Shahbaz Rana October 08, 2016
A February 2013 office memorandum of the Establishment Division declared the PBS as an attached department of the Statistics Division. It is rare that head of the attached department is more powerful than the parent ministry’s secretary. PHOTO: EXPRESS

ISLAMABAD: The administrative affairs of Pakistan Bureau of Statistics – the body tasked to hold population census – are in disarray as the bureau is working without any service rules after six years of its inception, creating legal challenges for the government.

The bureau decided to challenge an Establishment Division summary, recommending applying Civil Servants Act 1973 to the PBS. The summary was approved on August 31, PBS officials told The Express Tribune. 

According to them, the PBS wanted that the rules should be approved under the General Statistics Reorganization Act of 2011, a move opposed by the Establishment Division and even the office of the Secretary Statistics Division.

Interestingly, the Establishment Division received two summaries, one sent by the Secretary Statistics in March this year and another by the bureau’s chief statistician. The Secretary Statistics called for applying rules under the 1973 Act while the Chief Statistician wanted rules under the 2011 Act.

“The Establishment Division has approved the summary of the Secretary Statistics,” said Dr Masood Akhtar, the spokesman for the Establishment Division.
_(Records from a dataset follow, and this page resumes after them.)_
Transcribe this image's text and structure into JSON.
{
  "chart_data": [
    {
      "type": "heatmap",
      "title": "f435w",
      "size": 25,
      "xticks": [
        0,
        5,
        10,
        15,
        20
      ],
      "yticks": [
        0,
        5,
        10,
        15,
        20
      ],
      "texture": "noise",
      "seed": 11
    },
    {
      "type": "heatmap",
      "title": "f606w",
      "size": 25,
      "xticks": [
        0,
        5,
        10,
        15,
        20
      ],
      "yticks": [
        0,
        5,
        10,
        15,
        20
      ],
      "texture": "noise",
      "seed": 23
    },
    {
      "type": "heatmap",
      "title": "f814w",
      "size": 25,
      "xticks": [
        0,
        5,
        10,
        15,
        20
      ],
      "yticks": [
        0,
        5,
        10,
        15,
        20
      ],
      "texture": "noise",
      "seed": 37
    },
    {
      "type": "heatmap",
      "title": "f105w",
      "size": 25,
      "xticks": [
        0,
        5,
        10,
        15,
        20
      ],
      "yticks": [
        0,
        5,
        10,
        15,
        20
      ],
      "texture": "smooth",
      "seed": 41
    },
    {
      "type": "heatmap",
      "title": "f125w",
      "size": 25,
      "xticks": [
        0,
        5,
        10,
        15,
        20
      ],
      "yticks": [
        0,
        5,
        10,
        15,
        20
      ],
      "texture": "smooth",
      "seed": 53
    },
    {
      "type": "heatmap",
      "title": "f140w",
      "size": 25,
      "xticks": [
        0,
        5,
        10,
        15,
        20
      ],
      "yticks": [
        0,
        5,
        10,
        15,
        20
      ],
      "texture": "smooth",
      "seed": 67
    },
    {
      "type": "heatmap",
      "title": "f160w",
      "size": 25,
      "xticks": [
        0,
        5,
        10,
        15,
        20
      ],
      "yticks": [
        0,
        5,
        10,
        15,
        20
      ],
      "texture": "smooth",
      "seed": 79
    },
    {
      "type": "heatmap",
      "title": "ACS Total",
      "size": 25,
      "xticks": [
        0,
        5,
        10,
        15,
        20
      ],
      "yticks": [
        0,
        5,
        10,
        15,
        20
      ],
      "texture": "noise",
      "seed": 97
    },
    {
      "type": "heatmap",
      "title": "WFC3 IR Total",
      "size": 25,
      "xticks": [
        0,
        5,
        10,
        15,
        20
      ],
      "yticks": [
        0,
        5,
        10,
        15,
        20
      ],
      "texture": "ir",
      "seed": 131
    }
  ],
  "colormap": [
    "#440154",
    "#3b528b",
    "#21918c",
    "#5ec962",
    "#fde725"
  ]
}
Two of the previous three secretaries of the statistics division said that none of them were happy because of the strong role enjoyed by the PBS chief statistician.

Lately, Finance Minister Ishaq Dar gave the additional charge of Secretary Statistics to his Special Assistant, Tariq Pasha.

Rules under the Civil Servants Act, 1973 infringe the General Statistics Reorganization Act of 2011, said Asif Bajwa, the Chief Statistician of the PBS.

Bajwa said that the PBS would seek clarification from the Establishment Division, as the rules have to be framed under the statistics law otherwise the PBS governing law needed to be amended.

The PBS had been set up in 2011 as the prime national agency for collecting and disseminating data on socio-economic indicators. Its main task is holding the population census and house listing.

According to officials of the Ministry of Law and Justice, ambiguity over PBS’ administrative affairs might create legal challenges for the government.

The Supreme Court is currently hearing a suo motu case on the delay in holding the next population census.

The chief statistician runs the PBS and five functional members assist him.

Section 18 of the General Statistics Reorganization law states: “A member shall exercise such powers and perform such functions as may be assigned to him as shall be prescribed by rules.”

Since there are no rules, members’ work could easily be challenged in courts, according to legal experts. Another irregularity was that recruitments took place even before approval of the rules.

Over the past six years, the Chief Statistician had been contending that “rules are under process”.

The Office of the Auditor-General of Pakistan has also framed audit objections over “irregular and unauthorised appointments of functional members”, who were hired without framing the rules. Three of them are retiring in January next year after serving their four-year term.

A February 2013 office memorandum of the Establishment Division declared the PBS as an attached department of the Statistics Division. It is rare that head of the attached department is more powerful than the parent ministry’s secretary.

The Chief Statistician shall be an ex-officio Secretary to the federal government, according to the law. However, the chief statistician and five members have been hired on contracts.

Published in The Express Tribune, October 8th, 2016.